De nouvelles recherches sur les expressions faciales équines un « change de jeu pour quiconque travaille avec des chevaux ''
Une nouvelle étude a mis en lumière ce que les équins essaient de communiquer avec leurs expressions faciales, et est un rappel de «considérer le cheval entier, pas seulement des comportements isolés, lors de l'évaluation du bien-être».
Des chercheurs de l'Université de Portsmouth ont analysé 805 affichages faciaux équins montrés avec 22 comportements, observés lors des interactions de chevaux à chevaux. Un éthogramme a été créé pour cartographier la façon dont les chevaux utilisent leurs visages pour communiquer des émotions telles que le jeu, l'agression, la curiosité et l'attention.
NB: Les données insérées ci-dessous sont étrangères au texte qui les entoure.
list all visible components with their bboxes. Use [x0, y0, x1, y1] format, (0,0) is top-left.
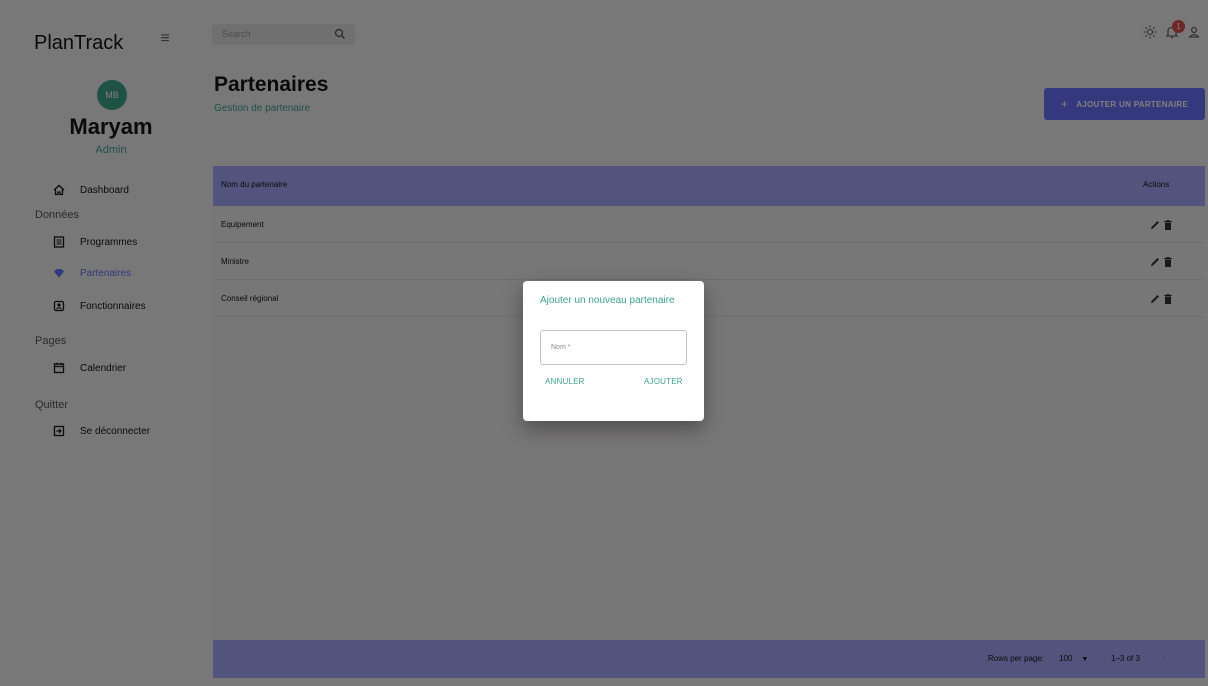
name-field[interactable]: Nom * — [540, 330, 687, 365]
app-root: PlanTrack ≡ MB Maryam Admin Dashboard Do… — [0, 0, 1208, 686]
add-button[interactable]: AJOUTER — [644, 377, 683, 386]
add-partner-dialog: Ajouter un nouveau partenaire Nom * ANNU… — [523, 281, 704, 421]
cancel-button[interactable]: ANNULER — [545, 377, 585, 386]
name-field-label: Nom * — [551, 344, 571, 351]
dialog-title: Ajouter un nouveau partenaire — [540, 295, 675, 306]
L'étude a révélé que les chevaux utilisent une variété d'indices faciaux en fonction de la situation – par exemple, et «contrairement aux hypothèses courantes, les chevaux présentent souvent des expressions faciales neutres lors d'interactions amicales» au lieu d'oreilles piquées – et «les interactions ludiques impliquaient une gamme dynamique de mouvements faciaux, y compris des lèvres inférieures déprimées, des bouches larges et des oreilles plates». Les oreilles en arrière, les narines dilatées et les têtes abaissées «ont servi de signaux clairs d'intention agressive», et lorsque les chevaux sont alertes ou étudient les stimuli, leurs oreilles sont «généralement en avant et en adduit». Les indications supplémentaires incluent une augmentation des positions de clignotement et ajustées.
Les chercheurs ont également identifié un mouvement facial préalablement sans papiers impliquant le muscle du platysma dans le cou.
«Cette action, qui fait que le côté du visage se resserre et rend les structures sous-jacentes plus importantes en conséquence, n'a été observée que chez l'homme et les gibbons, chez les espèces avec des systèmes de codage d'action faciale existants.
La chercheuse principale Kate Lewis a dit qu'elle était surprise par «la complexité et la richesse du répertoire facial des chevaux».
« Être en mesure d'identifier ces nuances dans l'état émotionnel des chevaux ou l'expérience subjective ne peut que nous faire de meilleurs chevaux, que ce soit des propriétaires, des entraîneurs, des mariés ou des vétérinaires », a déclaré le Dr Lewis, qui a ajouté que d'autres travaux envisagent des interactions de chevaux-humaines.
«Il y a un tel mouvement croissant pour s'éloigner de simplement vouloir éviter la douleur et la souffrance pour vouloir une vie positive pour tous les animaux. Et je pense que cela se penche vraiment à cela; nous pouvons identifier quand notre cheval s'amuse ou quand ils sont généralement heureux. C'est vraiment important, parce que nous voulons optimiser le temps qu'ils passent à avoir ces expériences.»
Leanne Proops, professeur de l'Association de l'Université de Portsmouth en comportement animal et bien-être et co-auteur, a déclaré que l'étude « ouvre de nouvelles possibilités pour comprendre les émotions équines et améliorer le bien-être ».
« C'est la première fois que nous sommes en mesure de documenter systématiquement comment les chevaux combinent les mouvements faciaux en expressions significatives », a-t-elle déclaré.
«Ce travail change la donne pour tous ceux qui travaillent avec des chevaux. Il nous donne un nouvel objectif à travers lequel voir et interpréter leur comportement, ce qui entraîne finalement de meilleurs soins et des relations humaines-animaux plus fortes.»
Alana Chapman, responsable de la recherche et de l'éducation sur le bien-être des chevaux, a déclaré que les résultats de cette étude aideront à «interpréter plus précisément les états émotionnels des chevaux, ce qui ne peut être qu'une bonne chose».
«Nous nous félicitons de toute recherche qui nous aide à mieux comprendre le comportement équin et peut nous aider à fournir une bonne vie aux chevaux. L'investissement dans ces types d'études est essentiel pour comprendre pleinement comment les chevaux pensent et ressentent», a-t-elle déclaré.
«Le bien-être des chevaux du monde croit en une approche entière des chevaux lorsqu'il s'agit de mesurer le bien-être et que les résultats de la recherche s'alignent à ce sujet: démontrer que les expressions faciales peuvent varier en fonction de la situation met en évidence l'importance de considérer l'ensemble du cheval, pas seulement des comportements isolés, lors de l'évaluation du bien-être.»
«Nous sommes impatients de voir comment les résultats de cette étude se traduisent par des conseils pratiques pour les personnes impliquées dans les soins des chevaux, et espérons que ce travail sera largement utilisé pour soutenir des approches plus empathiques, réactives et fondées sur des preuves pour les soins, la formation et la gestion et la gestion.»